Under amendments to the Welfare Reform Bill tabled by DUP Social Development Minister Mervyn Storey, there would be a significant breach of parity – the principle that taxes and benefits are equal right across the UK – and the establishment of a more generous benefits system in Northern Ireland.
The amendments, some of which will not be published until Friday morning but which have been seen by the News Letter, would see Stormont employing a “Discretionary Support Commissioner”.
They in turn will appoint “discretionary support inspectors” and appoint other staff to oversee Stormont’s ‘top-up’ of national welfare benefits.
The commissioner would oversee the “discretionary support inspectors” and annually report on the standards of their reviews about individual cases.
The money spent on the benefit ‘top-ups’ will come from what is in effect Stormont’s current account – the bulk of which is used to fund areas such as health, schools, police and transport.
Roughly £60 million has been set aside to cover a year’s worth of ‘top-up’ benefits.
Although some details of how the bill has been watered down to secure Sinn Fein’s support have now been revealed, it is not yet clear if republicans’ claim that no one on benefits will lose out under the reforms has a basis in law.
MLAs will debate the bill on Tuesday.
Under an amendment tabled by Mr Storey, Stormont would set up a fund for “discretionary support” to top up the benefits of those who will lose out under the reforms.
Mr Storey’s amendment states that “discretionary support is not to be regarded as a social security benefit”.
However, despite the attempt to make a distinction in law, public money would still be used to pay for what would be a form of benefit.
When asked what the ‘discretionary support inspectors’ will actually do, a spokeswoman for the Department of Social Development said: “The role of the officers will be similar to that currently provided by the Social Fund Office – they will provide claimants with the opportunity to have their original social fund decision reviewed by someone who is independent of the Social Security Agency.”
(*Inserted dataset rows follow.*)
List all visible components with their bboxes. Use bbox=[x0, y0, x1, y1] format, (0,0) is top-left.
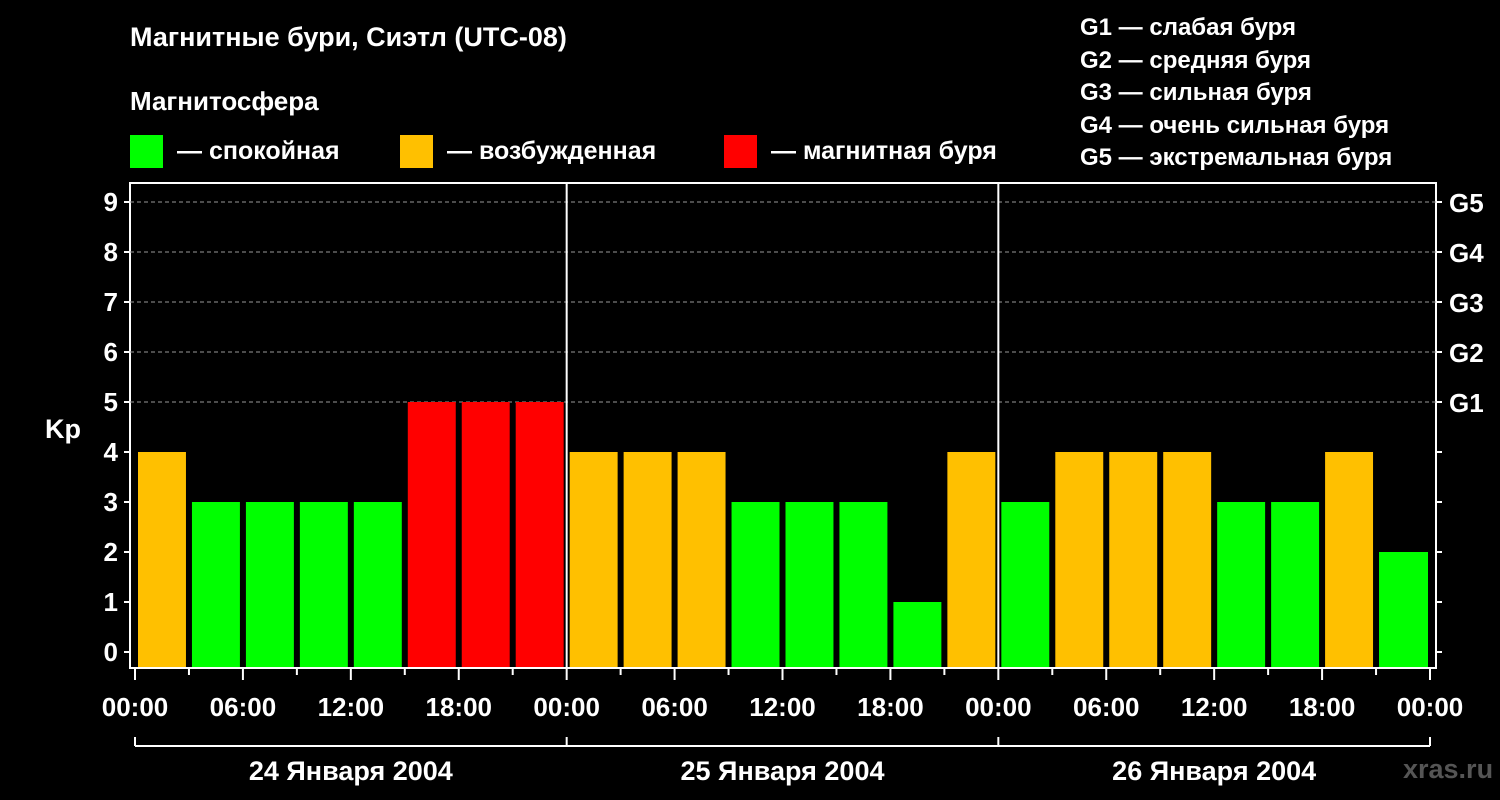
kp-bar bbox=[407, 402, 456, 667]
kp-chart: 0 1 2 3 4 5 6 7 8 9 G1 G2 G3 G4 G5 Kp 00:00 06:00 12:00 18:… bbox=[45, 182, 1484, 786]
kp-bar bbox=[1001, 502, 1050, 667]
x-tick-label: 06:00 bbox=[1073, 692, 1140, 722]
watermark: xras.ru bbox=[1403, 754, 1494, 784]
y-tick-label: 1 bbox=[104, 587, 118, 617]
day-label: 26 Января 2004 bbox=[1112, 756, 1316, 786]
kp-bar bbox=[353, 502, 402, 667]
y-tick-label: 0 bbox=[104, 637, 118, 667]
y-tick-label: 7 bbox=[104, 287, 118, 317]
y-tick-label: 8 bbox=[104, 237, 118, 267]
y-tick-label: 9 bbox=[104, 187, 118, 217]
kp-bar bbox=[839, 502, 888, 667]
y-tick-label: 2 bbox=[104, 537, 118, 567]
kp-bar bbox=[947, 452, 996, 667]
kp-bar bbox=[731, 502, 780, 667]
x-tick-label: 00:00 bbox=[1397, 692, 1464, 722]
kp-bar bbox=[569, 452, 618, 667]
y-axis-label: Kp bbox=[45, 414, 81, 444]
y-tick-label: 3 bbox=[104, 487, 118, 517]
day-label: 24 Января 2004 bbox=[249, 756, 453, 786]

Yesterday was the deadline for amendments to be tabled ahead of Tuesday’s consideration stage, and none have been tabled by Sinn Fein.
That suggests that the amendments tabled by the minister are in fact those agreed between the DUP and Sinn Fein.
Under the original bill, if “for no good reason” a benefits claimant either refused to take a job or lost a job which they have taken because of misconduct, they could have had their benefits reduced for up to three years. That period has now been halved to 18 months.
Mr Storey is also now opposing a clause which would have sanctioned claimants who through negligence over-claim and then fail to take “reasonable steps to correct the error”.
It is understood that amendments to be published today include at least one unusual joint amendment tabled by the UUP and SDLP.
And an amendment tabled on behalf of the Assembly’s Social Development Committee would remove a clause which would sanction a benefit claimant who refused offers of work.
Writing in today’s News Letter, Ukip MLA David McNarry claims that the bill will be “a cheater’s charter”, with “no incentives to work”.
The Stormont House Agreement contained scant details of the deal which finally persuaded Sinn Fein to agree to welfare reform. Under its timetable, the legislation should have been brought to the Assembly last month.